Recently, I interviewed Steve Piatz about his new book, “The Complete Guide to Making Mead: The Ingredients, Equipment, Processes, and Recipes for Crafting Honey Wine” (2014, Voyageur Press). Steve has been a mead maker for a long time, going back to the days when there was practically no information on mead making and people were still boiling their mead musts. Since then, he has won numerous awards for his meads, including the 2008 AHA Meadmaker of the Year Award. He is also a mead judge.
Piatz says his book is organized around the BJCP guidelines for judging mead. In addition to detailing the styles of mead, it lists the different types of honey, and their characteristics, as well as the relevant yeast strains and the characters they impart. There are also lots of recipes and a section on recipe development. For first-time mead makers, there is also a section with step by step instructions for making mead.
I asked him what he would recommend for the first time mead maker. He said that making a semi-sweet orange blossom honey mead is a good idea. The ingredients are easy to come by and it is easy to make.
Steve has also judged a lot of meads in his life and I asked him, based on his judging experience, what the average mead maker could do to improve his or her skills. Piatz felt that learning more about balance in mead — the interaction of the sweetness and acidity — and how to adjust it is something mead makers need to learn to progress beyond following a recipe to evaluating and adjusting their meads. He also said that spiced meads were frequently overdone and learning subtlety is something beginning mead makers should strive towards.
I also asked him whether a mead maker’s techniques or the ingredients were more important. Obviously both play a role, and Piatz felt that doing staggered nutrient additions was important to making quality mead, but that sanitation was less critical in mead making due to the lower acidity and potentially higher levels of alcohol involved. Beyond that, mead making is similar to winemaking in that the characteristics of the ingredients largely determine the quality the final product.

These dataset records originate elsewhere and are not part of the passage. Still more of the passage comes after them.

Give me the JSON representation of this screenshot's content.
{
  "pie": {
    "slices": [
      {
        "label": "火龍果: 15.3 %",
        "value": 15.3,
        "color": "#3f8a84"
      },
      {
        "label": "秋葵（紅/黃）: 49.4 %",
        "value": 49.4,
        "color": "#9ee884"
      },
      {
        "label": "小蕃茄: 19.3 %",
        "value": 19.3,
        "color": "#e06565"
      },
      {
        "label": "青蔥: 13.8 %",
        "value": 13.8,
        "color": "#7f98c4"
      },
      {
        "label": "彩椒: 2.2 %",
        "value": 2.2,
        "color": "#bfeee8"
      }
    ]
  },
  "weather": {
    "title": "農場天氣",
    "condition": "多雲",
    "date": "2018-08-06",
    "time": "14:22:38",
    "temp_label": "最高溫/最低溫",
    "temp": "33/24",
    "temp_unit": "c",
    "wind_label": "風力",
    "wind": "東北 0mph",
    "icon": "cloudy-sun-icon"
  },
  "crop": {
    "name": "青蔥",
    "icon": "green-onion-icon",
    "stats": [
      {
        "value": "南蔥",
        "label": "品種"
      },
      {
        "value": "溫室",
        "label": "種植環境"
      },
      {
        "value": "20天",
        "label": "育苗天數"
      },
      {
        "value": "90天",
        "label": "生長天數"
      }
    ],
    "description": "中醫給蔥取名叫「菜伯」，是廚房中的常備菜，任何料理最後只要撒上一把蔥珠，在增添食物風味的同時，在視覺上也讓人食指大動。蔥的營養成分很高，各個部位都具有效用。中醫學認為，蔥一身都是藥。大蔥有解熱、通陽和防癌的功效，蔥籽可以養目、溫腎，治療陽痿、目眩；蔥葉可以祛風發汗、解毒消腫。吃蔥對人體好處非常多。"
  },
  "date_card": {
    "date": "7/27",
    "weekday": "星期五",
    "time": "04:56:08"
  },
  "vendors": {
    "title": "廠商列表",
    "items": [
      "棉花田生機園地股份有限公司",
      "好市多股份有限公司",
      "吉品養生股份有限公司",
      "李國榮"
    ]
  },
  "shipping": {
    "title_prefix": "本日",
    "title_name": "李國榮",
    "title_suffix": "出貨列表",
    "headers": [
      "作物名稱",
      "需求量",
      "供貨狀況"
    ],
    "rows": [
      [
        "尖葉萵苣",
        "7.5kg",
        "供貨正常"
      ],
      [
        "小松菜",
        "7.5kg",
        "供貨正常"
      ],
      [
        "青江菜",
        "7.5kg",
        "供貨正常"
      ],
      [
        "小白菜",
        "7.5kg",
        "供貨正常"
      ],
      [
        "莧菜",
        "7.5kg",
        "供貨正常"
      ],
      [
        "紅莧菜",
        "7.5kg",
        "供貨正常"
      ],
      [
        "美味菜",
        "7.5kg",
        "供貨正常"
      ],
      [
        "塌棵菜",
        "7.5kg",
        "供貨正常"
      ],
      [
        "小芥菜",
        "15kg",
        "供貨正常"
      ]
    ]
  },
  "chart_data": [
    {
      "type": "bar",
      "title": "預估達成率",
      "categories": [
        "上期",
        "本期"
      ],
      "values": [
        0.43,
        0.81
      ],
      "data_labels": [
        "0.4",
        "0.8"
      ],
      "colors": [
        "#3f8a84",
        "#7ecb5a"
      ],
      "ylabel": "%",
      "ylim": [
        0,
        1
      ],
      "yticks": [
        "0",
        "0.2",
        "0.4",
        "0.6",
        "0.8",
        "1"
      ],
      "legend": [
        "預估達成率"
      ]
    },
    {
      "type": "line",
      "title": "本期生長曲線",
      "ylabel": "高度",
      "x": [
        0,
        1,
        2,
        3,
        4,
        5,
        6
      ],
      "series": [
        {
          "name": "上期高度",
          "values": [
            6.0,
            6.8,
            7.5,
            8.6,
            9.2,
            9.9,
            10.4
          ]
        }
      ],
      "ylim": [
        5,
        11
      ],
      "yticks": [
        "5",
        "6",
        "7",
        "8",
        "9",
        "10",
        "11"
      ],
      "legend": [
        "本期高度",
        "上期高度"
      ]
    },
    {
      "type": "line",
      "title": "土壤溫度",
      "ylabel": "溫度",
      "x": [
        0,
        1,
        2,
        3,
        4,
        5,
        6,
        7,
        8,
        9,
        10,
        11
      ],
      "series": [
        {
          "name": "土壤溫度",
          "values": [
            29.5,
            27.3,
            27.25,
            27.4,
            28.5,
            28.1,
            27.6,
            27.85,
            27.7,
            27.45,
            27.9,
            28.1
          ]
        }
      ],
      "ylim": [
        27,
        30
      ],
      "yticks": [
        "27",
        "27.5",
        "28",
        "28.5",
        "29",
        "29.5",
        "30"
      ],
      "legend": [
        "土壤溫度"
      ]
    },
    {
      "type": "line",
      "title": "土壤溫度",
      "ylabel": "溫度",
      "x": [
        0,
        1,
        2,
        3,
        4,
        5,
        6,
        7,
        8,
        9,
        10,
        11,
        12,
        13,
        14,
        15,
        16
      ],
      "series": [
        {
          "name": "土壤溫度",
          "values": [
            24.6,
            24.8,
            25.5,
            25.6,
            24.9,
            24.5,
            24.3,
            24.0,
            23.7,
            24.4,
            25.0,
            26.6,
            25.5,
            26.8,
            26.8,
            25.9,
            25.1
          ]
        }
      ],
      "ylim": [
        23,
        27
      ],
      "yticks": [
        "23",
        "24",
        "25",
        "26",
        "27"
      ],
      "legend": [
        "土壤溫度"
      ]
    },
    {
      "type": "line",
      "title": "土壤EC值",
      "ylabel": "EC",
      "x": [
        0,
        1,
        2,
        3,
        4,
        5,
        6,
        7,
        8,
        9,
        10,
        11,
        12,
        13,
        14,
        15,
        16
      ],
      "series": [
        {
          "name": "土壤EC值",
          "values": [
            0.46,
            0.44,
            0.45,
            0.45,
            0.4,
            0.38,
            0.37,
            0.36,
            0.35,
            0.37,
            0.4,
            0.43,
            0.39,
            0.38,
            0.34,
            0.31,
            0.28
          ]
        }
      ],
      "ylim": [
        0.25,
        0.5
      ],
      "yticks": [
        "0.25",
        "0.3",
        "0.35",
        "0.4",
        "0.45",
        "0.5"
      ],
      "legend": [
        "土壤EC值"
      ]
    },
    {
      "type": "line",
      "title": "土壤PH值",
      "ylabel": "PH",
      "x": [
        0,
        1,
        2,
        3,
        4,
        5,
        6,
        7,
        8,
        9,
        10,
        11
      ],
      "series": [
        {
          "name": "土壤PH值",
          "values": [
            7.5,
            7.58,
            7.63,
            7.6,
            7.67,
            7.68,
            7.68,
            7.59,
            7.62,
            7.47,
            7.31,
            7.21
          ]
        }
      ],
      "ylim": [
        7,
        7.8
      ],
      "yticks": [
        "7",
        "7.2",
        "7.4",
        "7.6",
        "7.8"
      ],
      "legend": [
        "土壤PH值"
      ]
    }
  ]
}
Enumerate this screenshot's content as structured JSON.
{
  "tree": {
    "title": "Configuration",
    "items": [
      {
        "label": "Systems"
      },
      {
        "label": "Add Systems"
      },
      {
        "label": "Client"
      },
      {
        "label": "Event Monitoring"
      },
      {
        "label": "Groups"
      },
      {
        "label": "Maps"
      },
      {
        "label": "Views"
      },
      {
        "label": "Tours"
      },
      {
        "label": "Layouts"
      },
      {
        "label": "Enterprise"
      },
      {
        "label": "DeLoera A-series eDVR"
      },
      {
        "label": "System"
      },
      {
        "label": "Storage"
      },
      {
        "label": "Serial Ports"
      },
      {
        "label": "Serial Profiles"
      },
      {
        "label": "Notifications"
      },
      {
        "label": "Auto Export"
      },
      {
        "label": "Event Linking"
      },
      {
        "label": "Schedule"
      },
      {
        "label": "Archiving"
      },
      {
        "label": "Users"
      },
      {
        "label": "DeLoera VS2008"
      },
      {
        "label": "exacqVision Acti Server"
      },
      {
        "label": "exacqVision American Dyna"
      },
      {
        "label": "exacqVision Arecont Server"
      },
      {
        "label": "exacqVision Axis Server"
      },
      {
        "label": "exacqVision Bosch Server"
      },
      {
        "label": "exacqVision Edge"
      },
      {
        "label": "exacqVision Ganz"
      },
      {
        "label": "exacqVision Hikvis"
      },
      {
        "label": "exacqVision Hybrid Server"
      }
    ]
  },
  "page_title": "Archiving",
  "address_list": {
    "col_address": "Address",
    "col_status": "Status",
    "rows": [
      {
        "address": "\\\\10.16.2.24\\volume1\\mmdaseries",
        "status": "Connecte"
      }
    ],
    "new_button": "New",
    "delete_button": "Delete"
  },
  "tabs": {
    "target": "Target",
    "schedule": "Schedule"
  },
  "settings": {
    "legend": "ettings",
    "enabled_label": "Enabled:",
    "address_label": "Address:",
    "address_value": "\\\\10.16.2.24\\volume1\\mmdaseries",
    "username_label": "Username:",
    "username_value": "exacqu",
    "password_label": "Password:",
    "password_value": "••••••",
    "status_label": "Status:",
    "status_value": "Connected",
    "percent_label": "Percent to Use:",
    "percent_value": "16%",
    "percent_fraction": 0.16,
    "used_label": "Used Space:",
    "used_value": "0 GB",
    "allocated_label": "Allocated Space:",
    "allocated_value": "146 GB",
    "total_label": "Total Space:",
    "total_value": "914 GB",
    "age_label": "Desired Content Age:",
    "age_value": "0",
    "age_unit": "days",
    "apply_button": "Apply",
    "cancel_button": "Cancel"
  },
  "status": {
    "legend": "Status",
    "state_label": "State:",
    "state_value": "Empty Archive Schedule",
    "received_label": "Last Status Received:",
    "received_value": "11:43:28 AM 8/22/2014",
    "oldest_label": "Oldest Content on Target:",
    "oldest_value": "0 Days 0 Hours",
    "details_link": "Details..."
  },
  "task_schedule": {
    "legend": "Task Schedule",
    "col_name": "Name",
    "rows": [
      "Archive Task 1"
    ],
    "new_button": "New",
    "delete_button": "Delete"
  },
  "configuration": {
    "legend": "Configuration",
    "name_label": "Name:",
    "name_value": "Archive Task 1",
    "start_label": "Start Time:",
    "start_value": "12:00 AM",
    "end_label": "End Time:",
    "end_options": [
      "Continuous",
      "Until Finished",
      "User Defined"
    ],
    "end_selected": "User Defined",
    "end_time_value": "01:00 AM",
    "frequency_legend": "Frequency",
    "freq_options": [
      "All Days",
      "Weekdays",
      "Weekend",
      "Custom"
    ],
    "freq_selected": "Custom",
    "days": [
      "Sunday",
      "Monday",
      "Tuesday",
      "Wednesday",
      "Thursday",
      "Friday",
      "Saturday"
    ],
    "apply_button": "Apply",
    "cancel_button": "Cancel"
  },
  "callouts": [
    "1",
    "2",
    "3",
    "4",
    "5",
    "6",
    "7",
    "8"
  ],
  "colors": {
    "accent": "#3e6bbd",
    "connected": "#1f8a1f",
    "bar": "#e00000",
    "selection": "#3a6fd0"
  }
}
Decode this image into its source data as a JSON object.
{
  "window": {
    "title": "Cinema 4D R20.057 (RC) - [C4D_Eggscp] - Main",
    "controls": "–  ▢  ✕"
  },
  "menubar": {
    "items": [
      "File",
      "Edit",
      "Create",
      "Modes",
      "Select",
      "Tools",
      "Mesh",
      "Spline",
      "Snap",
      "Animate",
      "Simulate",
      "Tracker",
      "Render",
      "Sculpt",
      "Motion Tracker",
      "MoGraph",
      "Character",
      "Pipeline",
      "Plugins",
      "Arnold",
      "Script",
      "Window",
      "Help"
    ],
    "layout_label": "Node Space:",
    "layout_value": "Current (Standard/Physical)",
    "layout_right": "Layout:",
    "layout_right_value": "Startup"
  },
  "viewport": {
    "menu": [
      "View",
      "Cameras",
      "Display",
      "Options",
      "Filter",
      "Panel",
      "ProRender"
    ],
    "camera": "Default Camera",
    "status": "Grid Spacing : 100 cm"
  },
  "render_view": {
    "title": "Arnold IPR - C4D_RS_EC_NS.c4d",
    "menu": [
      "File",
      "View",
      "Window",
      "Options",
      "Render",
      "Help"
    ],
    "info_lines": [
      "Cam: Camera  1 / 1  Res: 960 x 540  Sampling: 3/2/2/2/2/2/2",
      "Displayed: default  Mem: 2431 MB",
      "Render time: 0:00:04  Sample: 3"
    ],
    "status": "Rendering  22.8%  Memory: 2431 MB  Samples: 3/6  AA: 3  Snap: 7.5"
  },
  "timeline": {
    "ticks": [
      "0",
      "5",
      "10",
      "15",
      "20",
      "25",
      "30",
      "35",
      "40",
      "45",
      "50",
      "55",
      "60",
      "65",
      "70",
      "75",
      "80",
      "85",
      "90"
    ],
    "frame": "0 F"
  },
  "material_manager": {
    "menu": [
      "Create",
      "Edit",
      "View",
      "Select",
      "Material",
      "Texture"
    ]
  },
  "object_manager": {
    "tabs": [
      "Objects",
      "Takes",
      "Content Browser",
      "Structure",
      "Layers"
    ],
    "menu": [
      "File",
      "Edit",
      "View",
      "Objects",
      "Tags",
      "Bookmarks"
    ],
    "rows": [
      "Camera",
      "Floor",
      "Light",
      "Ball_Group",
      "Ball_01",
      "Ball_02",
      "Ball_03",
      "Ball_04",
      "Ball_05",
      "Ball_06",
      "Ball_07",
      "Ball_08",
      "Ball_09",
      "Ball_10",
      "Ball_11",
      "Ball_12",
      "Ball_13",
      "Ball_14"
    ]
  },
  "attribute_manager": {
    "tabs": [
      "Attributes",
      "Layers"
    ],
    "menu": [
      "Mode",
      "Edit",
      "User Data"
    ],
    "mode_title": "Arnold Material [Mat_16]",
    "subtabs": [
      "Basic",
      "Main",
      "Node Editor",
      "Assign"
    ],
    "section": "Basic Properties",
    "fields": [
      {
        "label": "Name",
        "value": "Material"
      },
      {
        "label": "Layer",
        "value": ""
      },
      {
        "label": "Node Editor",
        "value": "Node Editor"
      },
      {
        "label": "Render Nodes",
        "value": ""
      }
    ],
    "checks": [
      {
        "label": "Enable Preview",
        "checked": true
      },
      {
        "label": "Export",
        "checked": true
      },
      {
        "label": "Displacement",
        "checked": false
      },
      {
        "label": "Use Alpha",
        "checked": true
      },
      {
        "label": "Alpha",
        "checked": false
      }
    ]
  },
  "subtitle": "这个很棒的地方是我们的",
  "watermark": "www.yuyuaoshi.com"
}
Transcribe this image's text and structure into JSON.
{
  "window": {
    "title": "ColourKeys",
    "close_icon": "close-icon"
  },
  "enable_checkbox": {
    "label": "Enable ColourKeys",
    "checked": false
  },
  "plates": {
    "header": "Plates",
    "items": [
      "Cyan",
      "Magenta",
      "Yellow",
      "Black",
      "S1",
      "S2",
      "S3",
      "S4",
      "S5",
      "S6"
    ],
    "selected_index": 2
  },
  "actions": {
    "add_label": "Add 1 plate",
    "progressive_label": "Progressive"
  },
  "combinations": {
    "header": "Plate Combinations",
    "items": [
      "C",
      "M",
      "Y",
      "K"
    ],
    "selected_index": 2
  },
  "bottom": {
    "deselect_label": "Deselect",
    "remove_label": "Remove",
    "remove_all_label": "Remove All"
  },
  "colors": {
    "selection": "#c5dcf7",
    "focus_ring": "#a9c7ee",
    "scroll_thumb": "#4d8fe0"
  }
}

Along those lines, I asked him how mead makers could find good honey and evaluate its mead making potential. Piatz said that mead makers should get to know the varieties of honey, but it’s hard to know what’s in any particular honey until you try it. As an example, he said that a lot of spring honey’s in the Midwest were “yucky,” but that summer and fall honeys were generally better. He also said that California orange blossom honeys were better than those from Florida. So, simply knowing the variety of honey doesn’t tell you everything. He urged mead makers to taste their honey before making mead from it, but cautioned that it is hard to tell how a mead will taste from the taste of the honey. A lot can happen in fermentation and it’s hard to predict. So, essentially, knowing the honey variety, where and when it was made, and what it tastes like is a starting point in determining the suitability of given honey, but you still have ferment it to see how it will taste.
Water is a hot topic in home beer making these days, so I asked him about water in mead making. Piatz felt that somewhat chalky water, as is found in much of the upper Midwest, is beneficial to mead making as mead musts can be quite acidic. For mead makers with soft water, he recommended treating it with potassium hydroxide.
Finally, I asked him for advice for advanced home mead makers. He said there wasn’t anything new and radical out there, but that he thought that many mead makers could benefit from exploring blending.
When I first met Piatz, many years ago, he was best known for his sours and I asked him if he still brewed sours and if there was a sour beer book in the works. He’s still making sours, including experimenting with aging them in whiskey barrels, but there’s no plans currently for him to write a book about them.